E FERVA O BACO — GREGÓRIO DE MATOS E BACELAR
Francisco Topa (Univ. do Porto)
Desde há muito que comentadores e críticos — nem sempre de forma bem documentada e serena — vêm chamando a atenção para a influência que Gregório de Matos recebeu de outros autores, sobretudo os espanhóis Quevedo e Góngora. Apesar disso, não conhecemos nenhum estudo que aborde as relações do baiano com poetas portugueses da sua época. Em nosso entender, trata-se de uma singularidade estranha no panorama da já vasta bibliografia gregoriana, sobretudo se pensarmos que o poeta viveu em Portugal a maior parte da sua vida, num período (sensivelmente 1650-1682) em que a literatura barroca portuguesa estava no seu apogeu e contava com poetas de bom nível.
É de admitir que de algum modo pesem nesta lacuna dos estudos sobre Gregório de Matos resquícios de um complexo nacionalista: ao sector largo da crítica e da historiografia brasileiras que se esforça por ver no baiano o paladino de uma suposta nacionalidade emergente convirá certamente pouco reconhecer a matriz lusitana da sua obra. Mas é possível que uma dose da responsabilidade por este descaso caiba à antiga Metrópole, que continua a manter numa espécie de limbo a poesia desse período. De facto, e apesar dos esforços que nas últimas décadas uma série de universitários — a começar por Ana Hatherly — vêm fazendo, a literatura barroca portuguesa continua a ser lida e estudada a partir de duas únicas antologias: a Fénix Renascida e o Postilhão de Apolo, ambas com demasiadas limitações.
Seja como for, agora que uma parte significativa da obra de Gregório de Matos — os sonetos — dispõe finalmente de uma edição crítica, cremos que começa a ser altura para enfrentar essa e outras lacunas. Tentaremos dar um passo nesse sentido com esta comunicação, abordando um caso concreto que nos parece particularmente curioso.
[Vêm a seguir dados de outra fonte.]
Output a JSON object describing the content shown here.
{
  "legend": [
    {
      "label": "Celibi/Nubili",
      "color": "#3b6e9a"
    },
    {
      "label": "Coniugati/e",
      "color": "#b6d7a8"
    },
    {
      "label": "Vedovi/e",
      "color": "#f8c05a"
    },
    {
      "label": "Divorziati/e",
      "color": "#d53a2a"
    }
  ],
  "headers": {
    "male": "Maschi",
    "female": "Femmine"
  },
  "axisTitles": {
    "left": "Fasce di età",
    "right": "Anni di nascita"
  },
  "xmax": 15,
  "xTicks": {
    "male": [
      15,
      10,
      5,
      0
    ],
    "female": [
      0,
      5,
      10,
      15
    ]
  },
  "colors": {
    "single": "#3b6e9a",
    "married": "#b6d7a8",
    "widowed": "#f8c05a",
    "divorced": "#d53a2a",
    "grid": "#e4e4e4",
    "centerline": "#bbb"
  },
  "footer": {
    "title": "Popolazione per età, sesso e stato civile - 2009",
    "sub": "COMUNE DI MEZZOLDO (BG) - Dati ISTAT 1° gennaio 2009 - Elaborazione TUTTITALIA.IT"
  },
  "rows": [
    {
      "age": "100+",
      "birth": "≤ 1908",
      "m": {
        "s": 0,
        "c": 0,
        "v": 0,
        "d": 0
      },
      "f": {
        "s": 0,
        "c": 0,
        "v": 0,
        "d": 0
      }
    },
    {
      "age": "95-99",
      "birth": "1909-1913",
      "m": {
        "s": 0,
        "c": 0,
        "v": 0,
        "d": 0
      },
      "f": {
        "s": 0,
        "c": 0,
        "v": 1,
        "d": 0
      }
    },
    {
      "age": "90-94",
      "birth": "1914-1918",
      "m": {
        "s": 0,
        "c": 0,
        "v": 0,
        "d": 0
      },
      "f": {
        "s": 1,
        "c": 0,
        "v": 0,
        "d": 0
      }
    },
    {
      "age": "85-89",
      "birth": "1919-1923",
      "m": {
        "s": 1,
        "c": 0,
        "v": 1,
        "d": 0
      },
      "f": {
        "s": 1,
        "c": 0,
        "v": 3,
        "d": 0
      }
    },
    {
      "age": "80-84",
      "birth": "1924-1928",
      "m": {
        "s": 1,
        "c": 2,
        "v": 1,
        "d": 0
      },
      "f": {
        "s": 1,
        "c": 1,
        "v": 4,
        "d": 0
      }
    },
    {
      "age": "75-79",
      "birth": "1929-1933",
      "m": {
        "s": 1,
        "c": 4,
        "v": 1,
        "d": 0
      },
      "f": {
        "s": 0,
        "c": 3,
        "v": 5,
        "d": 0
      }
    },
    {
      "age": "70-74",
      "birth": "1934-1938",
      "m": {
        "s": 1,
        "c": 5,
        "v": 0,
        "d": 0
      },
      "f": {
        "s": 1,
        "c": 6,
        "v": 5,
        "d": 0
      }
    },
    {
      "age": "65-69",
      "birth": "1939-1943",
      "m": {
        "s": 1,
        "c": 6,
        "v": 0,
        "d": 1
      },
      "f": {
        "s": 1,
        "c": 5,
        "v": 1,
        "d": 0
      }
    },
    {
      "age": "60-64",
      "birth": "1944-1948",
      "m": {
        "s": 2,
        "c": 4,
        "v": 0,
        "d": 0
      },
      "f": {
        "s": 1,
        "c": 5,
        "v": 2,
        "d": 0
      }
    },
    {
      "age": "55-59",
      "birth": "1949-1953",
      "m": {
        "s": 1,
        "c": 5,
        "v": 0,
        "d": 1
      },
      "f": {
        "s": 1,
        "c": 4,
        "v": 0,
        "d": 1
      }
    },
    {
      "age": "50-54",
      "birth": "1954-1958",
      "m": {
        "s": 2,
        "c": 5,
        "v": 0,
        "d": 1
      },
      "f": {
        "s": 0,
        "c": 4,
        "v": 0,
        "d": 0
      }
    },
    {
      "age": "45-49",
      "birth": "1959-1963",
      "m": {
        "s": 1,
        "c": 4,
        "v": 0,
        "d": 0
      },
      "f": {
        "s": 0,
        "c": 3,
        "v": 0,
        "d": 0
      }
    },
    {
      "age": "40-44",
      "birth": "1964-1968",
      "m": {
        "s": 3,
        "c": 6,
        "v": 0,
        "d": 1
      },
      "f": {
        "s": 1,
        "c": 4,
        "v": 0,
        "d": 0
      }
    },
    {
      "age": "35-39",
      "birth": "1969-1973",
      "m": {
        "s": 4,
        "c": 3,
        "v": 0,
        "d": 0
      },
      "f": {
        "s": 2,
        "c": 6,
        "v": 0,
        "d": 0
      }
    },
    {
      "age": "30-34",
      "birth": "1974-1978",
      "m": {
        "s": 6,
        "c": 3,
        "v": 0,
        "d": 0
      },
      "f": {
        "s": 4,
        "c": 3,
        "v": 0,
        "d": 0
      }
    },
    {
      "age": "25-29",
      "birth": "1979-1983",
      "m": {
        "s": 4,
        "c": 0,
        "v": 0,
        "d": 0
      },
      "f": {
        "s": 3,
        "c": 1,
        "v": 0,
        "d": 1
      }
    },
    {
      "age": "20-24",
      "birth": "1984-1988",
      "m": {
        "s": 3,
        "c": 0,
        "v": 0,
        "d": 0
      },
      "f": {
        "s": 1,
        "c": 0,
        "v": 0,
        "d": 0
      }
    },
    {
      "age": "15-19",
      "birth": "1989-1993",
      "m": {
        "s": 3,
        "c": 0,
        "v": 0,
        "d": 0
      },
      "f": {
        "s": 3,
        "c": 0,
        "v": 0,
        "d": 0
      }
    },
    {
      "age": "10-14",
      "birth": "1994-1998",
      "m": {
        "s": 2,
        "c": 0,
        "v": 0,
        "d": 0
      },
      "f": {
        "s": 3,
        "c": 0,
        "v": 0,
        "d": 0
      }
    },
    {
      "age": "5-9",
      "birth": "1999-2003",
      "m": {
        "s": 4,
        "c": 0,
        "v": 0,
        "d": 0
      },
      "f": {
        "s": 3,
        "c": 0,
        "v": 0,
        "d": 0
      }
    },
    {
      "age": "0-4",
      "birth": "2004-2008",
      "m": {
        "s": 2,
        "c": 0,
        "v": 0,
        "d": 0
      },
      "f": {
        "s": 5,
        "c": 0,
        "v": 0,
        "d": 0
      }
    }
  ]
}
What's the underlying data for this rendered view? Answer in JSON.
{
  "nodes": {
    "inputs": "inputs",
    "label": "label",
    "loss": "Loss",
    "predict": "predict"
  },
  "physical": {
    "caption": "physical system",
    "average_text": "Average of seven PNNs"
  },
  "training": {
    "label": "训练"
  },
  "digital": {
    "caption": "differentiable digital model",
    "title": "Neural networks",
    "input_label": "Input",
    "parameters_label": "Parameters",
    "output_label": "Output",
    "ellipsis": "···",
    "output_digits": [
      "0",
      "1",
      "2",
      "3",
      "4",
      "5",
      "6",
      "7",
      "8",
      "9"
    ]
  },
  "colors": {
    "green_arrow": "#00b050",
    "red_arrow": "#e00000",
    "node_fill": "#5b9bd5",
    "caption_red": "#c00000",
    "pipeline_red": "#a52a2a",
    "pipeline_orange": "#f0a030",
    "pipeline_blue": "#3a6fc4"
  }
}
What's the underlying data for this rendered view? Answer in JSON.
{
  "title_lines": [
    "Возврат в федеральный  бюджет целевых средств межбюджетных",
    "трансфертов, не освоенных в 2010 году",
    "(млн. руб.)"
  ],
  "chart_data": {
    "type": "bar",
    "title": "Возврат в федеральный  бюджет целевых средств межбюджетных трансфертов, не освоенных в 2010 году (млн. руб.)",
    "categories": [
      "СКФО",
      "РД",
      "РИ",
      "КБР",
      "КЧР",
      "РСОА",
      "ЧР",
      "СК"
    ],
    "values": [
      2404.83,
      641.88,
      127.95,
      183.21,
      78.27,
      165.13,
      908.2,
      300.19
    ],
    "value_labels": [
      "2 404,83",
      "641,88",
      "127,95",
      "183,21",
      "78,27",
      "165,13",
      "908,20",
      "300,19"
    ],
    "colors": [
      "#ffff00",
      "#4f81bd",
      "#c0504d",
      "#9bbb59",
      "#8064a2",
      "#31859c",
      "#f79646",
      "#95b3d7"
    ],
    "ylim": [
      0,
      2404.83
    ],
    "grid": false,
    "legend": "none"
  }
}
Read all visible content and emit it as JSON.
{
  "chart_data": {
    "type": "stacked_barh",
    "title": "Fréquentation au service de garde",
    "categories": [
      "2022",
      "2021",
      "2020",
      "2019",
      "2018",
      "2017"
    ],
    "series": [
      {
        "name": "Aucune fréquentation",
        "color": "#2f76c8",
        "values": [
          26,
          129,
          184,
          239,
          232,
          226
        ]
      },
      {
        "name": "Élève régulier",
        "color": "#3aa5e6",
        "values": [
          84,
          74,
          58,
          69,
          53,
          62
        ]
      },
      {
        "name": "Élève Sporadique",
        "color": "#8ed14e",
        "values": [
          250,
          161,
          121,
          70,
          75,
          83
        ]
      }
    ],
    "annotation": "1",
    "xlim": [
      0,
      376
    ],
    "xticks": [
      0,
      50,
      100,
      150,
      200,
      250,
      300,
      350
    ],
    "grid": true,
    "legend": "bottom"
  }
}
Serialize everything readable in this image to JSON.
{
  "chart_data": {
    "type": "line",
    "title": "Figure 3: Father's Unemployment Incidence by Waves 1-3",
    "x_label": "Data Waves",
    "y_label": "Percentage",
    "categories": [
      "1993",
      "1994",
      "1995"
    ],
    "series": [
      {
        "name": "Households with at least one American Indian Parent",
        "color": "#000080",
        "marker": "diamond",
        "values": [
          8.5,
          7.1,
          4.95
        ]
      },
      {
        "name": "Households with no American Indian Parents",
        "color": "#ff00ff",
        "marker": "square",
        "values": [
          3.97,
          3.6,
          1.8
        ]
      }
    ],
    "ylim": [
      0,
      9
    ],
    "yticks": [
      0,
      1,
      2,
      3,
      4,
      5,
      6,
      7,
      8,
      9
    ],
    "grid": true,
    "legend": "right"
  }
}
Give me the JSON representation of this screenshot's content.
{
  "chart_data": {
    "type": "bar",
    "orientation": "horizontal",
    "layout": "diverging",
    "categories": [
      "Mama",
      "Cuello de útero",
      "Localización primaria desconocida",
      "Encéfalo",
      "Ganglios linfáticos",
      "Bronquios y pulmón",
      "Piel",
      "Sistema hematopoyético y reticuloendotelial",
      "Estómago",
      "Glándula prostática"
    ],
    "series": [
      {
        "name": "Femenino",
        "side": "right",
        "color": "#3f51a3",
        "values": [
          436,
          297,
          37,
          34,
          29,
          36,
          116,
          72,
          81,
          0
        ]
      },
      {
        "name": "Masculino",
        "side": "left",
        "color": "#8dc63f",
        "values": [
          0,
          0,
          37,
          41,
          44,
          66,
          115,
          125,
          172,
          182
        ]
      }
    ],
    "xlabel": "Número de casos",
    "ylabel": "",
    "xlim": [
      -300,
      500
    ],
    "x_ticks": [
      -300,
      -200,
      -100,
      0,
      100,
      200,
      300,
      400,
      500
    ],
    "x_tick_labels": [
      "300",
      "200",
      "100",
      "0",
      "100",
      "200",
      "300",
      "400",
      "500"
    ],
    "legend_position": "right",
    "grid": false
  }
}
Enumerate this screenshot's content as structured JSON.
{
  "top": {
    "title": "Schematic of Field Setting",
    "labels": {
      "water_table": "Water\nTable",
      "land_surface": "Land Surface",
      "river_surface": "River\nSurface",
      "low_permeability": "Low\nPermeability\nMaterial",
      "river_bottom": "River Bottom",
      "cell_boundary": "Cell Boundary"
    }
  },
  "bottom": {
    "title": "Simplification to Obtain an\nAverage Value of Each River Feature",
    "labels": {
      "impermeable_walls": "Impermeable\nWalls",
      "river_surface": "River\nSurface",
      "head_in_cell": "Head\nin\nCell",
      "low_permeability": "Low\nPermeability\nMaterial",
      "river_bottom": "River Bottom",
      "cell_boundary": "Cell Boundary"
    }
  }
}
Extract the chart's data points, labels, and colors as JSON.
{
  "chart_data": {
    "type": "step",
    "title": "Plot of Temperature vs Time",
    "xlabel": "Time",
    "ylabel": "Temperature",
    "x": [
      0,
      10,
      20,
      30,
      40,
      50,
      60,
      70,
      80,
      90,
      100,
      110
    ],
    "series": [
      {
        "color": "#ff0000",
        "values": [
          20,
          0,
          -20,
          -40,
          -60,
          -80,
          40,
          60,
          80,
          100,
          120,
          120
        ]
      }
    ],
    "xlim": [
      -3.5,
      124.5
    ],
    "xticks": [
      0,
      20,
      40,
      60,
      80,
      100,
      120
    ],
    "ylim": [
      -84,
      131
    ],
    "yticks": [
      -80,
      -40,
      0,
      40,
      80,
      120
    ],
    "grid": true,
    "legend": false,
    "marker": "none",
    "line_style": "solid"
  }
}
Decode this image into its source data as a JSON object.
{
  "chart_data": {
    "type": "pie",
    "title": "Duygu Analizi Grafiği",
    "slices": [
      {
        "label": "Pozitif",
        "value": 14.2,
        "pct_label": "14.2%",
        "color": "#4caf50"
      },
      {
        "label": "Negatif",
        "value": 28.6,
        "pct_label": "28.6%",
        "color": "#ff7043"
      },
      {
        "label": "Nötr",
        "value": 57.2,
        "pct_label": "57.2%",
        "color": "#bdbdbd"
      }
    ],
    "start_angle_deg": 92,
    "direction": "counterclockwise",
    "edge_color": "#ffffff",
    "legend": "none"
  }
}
Trata-se do soneto «Se a morte anda de ronda e a vida trota» (n.º 166 da nossa edição[1]), pertencente à fase da obra gregoriana composta na Baía.
Não é difícil — a partir de alguns motivos, do léxico, de certos aspectos técnicos — notar a semelhança desse poema com o soneto «Paro, reparo, tenho, envido e pico»[2], que até ao aparecimento do nosso trabalho corria como sendo também de Gregório. Sem grande custo, justificámos a exclusão do texto do cânone gregoriano e provámos que o seu verdadeiro autor é o português António Barbosa Bacelar. O argumento decisivo encontrá-mo-lo num dos muitos testemunhos que o veiculam: o Ms. 679 da Biblioteca Pública Municipal do Porto, uma recolha da obra de Bacelar datada de 1680, preparada pelo também poeta Cristóvão Alão de Morais. Tratou-se de um soneto bastante popular, como o atesta o elevado número de testemunhos que inventariámos: 34 no total, dos quais 32 manuscritos, maioritariamente miscelâneas colectivas. Apenas com base nestes elementos, seria, portanto, difícil rejeitar a hipótese de que Gregório tenha conhecido o poema de Bacelar.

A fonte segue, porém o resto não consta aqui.